Philippe Becker. - Ce qui est vital pour un pharmacien, c’est d’être en mesure de lutter à armes égales avec ses confrères sur les offres de produits à prix et marge libres. Chacun sait que le patient-consommateur est de plus en plus informé et qu’il est de ce fait de plus en plus opportuniste. On note aussi que, concernant les produits OTC et la parapharmacie, les différences de prix affichés entre pharmacies sont très fortes. Ce n’est pas rare d’avoir des écarts supérieurs à 50 %. Cette situation est de plus mise en exergue par les organismes de défense des consommateurs avec des effets collatéraux négatifs en matière d’image sur la profession. En d’autres termes, le pharmacien qui, du fait de sa faible capacité de vente et d’achat, ne peut s’aligner sur les confrères les mieux proposant, fini par être considéré comme un « profiteur », alors qu’il subit la loi implacable d’un mécanisme davantage lié aux quantités commandées et que sa marge commerciale au final est très inférieure à celui qui est en bonne position de négociation avec le fournisseur.

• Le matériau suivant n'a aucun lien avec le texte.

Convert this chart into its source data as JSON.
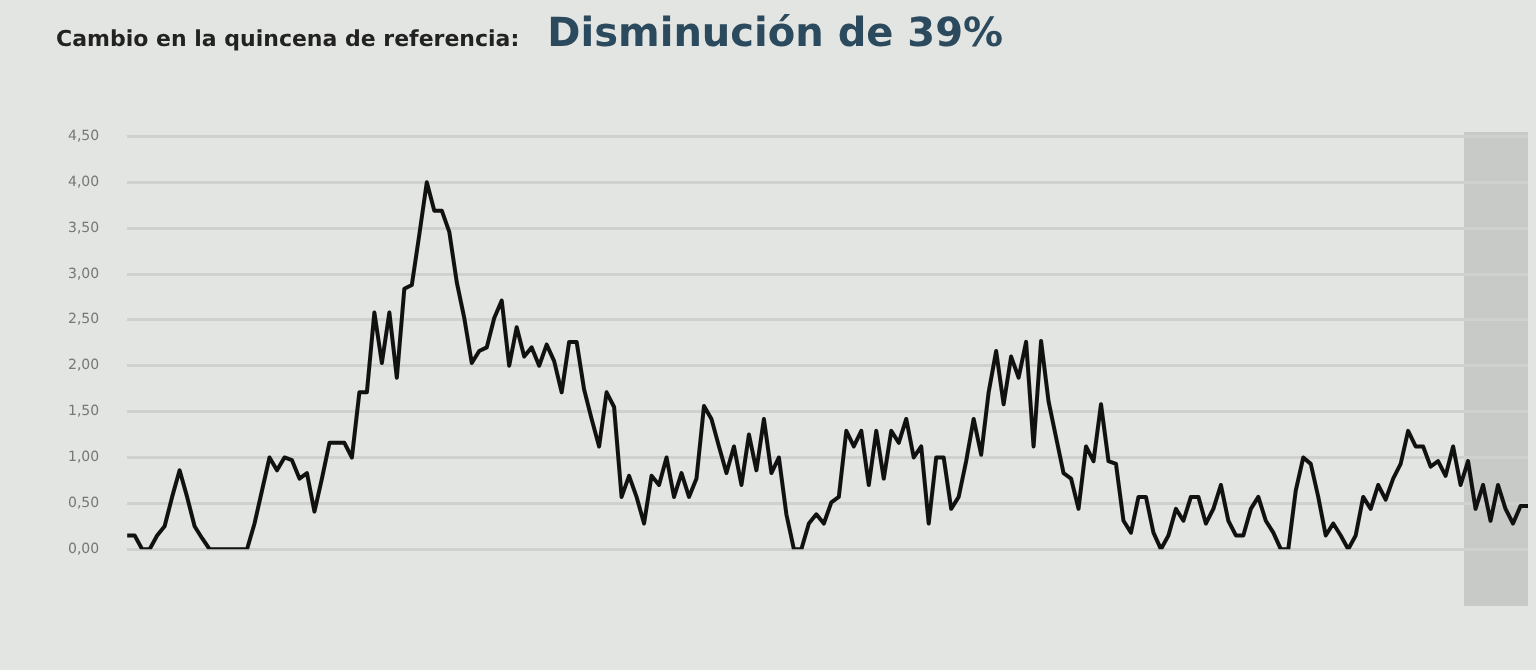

Les pharmaciens ont aussi la possibilité d’adhérer à des groupements pour améliorer les conditions commerciales. N’est-ce pas suffisant ?
Christian Nouvel. - Bien sûr et heureusement qu’il y a les groupements, tout particulièrement pour les petites officines. Cela étant dit, les groupements imposent depuis quelques années une plus grande discipline et des engagements formels en matière d’achats pour leurs adhérents : il n’y a plus autant de souplesse qu’auparavant. Ajoutons que, parfois, les produits ou gammes référencés par le groupement ne sont pas toujours ceux que les pharmaciens voudraient vendre. Dans ce contexte la rétrocession redevient la solution.
La rétrocession représente du travail pour les officinaux. En sont-ils conscients ?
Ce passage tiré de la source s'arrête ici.